Юлиан Семенов - Семнадцать мгновений весны (сборник)
– Вообще ничего? – спросил Мюллер. – Никаких зацепок?
– Ни черта, – ответил седой, с землистым лицом старик. Мюллер забыл, как его зовут, но тем не менее они были на «ты» с 1926 года. – Это похоже на убийство, которое ты раскручивал в Мюнхене.
– На Эгмонштрассе?
– Да. Дом девять, по-моему…
– Восемь.

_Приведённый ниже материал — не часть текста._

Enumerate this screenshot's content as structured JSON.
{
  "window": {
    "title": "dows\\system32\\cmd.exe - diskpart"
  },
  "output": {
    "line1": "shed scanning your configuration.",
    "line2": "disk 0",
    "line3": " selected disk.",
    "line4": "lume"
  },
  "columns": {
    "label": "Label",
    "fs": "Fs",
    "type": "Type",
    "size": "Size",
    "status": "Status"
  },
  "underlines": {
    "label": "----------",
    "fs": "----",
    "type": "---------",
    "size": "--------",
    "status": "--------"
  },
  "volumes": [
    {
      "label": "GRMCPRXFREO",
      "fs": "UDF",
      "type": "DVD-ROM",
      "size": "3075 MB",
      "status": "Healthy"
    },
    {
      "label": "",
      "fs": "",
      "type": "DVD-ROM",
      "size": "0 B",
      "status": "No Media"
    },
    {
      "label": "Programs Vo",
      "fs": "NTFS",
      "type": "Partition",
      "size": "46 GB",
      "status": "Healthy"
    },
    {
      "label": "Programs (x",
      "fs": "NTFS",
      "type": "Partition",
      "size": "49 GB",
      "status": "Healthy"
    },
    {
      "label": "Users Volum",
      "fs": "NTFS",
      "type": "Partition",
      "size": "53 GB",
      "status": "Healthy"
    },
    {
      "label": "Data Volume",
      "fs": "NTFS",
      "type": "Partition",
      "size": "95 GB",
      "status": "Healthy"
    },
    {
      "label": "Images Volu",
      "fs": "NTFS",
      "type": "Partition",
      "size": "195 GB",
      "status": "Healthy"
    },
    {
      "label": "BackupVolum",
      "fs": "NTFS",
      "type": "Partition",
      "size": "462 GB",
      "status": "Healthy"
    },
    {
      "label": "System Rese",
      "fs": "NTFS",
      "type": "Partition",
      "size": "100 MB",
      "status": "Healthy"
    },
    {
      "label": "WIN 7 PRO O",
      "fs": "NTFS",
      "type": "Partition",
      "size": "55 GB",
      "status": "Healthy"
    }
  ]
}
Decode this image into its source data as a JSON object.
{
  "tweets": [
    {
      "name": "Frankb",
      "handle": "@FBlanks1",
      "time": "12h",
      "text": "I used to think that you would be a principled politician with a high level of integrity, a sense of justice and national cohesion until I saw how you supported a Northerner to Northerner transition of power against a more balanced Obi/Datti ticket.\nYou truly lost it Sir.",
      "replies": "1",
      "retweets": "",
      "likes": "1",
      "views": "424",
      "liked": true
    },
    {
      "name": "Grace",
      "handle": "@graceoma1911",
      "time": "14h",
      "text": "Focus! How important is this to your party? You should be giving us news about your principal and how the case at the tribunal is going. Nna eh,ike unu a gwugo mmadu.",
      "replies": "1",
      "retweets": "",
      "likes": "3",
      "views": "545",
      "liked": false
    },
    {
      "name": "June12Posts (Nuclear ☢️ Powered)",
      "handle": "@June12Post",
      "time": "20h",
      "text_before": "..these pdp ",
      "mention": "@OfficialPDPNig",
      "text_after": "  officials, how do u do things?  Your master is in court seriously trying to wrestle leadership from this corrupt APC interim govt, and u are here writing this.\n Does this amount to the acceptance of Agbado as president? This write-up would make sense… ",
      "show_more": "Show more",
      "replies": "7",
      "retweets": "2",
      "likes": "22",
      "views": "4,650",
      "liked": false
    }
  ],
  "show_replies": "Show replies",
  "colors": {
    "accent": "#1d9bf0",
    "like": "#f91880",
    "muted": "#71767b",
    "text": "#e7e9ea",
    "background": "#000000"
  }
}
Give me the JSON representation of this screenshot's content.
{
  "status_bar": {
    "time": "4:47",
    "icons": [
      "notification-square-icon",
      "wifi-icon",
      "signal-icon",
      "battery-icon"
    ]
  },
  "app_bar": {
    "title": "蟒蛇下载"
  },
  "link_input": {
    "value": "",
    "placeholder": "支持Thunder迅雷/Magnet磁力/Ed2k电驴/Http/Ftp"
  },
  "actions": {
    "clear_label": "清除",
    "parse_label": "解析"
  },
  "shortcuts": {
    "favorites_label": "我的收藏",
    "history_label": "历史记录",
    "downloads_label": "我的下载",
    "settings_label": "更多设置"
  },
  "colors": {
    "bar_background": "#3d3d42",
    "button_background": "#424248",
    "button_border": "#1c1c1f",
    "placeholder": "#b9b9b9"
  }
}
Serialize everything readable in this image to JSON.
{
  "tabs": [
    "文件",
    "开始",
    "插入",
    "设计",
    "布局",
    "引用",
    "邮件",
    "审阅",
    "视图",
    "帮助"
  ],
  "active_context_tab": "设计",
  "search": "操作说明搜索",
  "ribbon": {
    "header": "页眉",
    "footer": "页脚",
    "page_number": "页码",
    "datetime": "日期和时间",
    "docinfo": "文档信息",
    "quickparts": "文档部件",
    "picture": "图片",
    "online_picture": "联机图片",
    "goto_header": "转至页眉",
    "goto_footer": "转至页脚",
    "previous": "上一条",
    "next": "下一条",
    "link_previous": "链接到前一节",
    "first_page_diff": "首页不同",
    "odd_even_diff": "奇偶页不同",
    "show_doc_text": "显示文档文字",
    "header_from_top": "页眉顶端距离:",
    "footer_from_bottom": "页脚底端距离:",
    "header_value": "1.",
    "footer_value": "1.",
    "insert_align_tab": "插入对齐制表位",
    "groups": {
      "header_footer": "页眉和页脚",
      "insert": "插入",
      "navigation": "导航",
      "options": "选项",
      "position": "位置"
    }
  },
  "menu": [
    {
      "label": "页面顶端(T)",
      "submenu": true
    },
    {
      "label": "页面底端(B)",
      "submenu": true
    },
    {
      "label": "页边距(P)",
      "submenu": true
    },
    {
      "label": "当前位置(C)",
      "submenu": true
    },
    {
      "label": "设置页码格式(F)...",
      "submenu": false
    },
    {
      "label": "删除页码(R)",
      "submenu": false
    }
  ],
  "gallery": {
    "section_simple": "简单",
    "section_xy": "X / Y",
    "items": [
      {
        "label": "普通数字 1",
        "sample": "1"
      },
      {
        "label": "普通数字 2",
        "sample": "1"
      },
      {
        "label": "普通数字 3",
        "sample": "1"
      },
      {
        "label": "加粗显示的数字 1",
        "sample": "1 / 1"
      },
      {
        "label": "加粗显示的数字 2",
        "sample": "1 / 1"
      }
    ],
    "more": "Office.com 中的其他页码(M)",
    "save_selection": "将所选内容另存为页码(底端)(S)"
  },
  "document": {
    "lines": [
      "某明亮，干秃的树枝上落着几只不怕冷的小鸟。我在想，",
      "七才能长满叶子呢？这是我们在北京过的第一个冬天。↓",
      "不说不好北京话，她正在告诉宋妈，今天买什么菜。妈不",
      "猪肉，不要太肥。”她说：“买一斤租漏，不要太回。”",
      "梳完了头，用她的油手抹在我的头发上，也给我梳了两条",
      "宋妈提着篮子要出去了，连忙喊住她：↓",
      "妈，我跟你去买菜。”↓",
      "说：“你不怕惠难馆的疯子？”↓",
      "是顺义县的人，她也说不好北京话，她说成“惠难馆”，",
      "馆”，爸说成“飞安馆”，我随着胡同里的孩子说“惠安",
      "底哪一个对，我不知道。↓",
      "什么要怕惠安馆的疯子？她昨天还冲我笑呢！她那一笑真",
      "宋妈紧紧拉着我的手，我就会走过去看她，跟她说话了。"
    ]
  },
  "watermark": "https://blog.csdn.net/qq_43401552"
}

Он ухлопал их на четной стороне улицы.
– Ну и память у тебя.
– Ты на свою жалуешься?
– Пью йод.
– А я – водку.
– Ты генерал, тебе можно пить водку. Откуда у нас деньги на водку?
– Бери взятки, – хмыкнул Мюллер.
– А потом попадешь к твоим палачам? Нет уж, лучше я буду пить йод.
– Валяй, – согласился Мюллер. – Валяй. Я бы с радостью, говоря откровенно, поменял свою водку на твой йод.
– Работы слишком много?
Мюллер ответил:
– Пока – да. Скоро ее вовсе не будет. Так что же нам делать, а? Неужели совсем ничего нет?
– Пусть в твоей лаборатории посмотрят пули, которыми укокошили эту парочку.
– Посмотреть – посмотрят, – согласился Мюллер. – Обязательно посмотрят, можешь не беспокоиться…
Вошел второй старик и, подвинув стул, присел рядом с Мюллером.
«Старый черт, – подумал Мюллер, глянув на него, – а ведь он красится. Точно, у него крашеные волосы».
– Ну? – спросил Мюллер. – Что у тебя, Гюнтер?
– Кое-что есть.
– Слушай, чем ты красишь волосы?
– Хной. У меня не седые и не черные, а какие-то пегие, а Ильзе умерла. А молоденькие предпочитают юных солдат, а не старых сыщиков… Слушай, тут одна старуха в доме напротив видела час назад женщину и солдата. Женщина шла с ребенком, видно, очень торопилась.
– В чем был солдат?
– Как в чем? В форме.
– Я понимаю, что не в трусах. В черной форме?
– А… Ну, конечно, в черной, вы ж зеленым охрану не поручаете.
– В какую они сели машину?
– Они в автобус сели.
Мюллер от неожиданности даже приподнялся:
– Как в автобус?!
– Так. В семнадцатый номер.
– В какую сторону они поехали?
– Туда, – махнул рукой Гюнтер, – на запад.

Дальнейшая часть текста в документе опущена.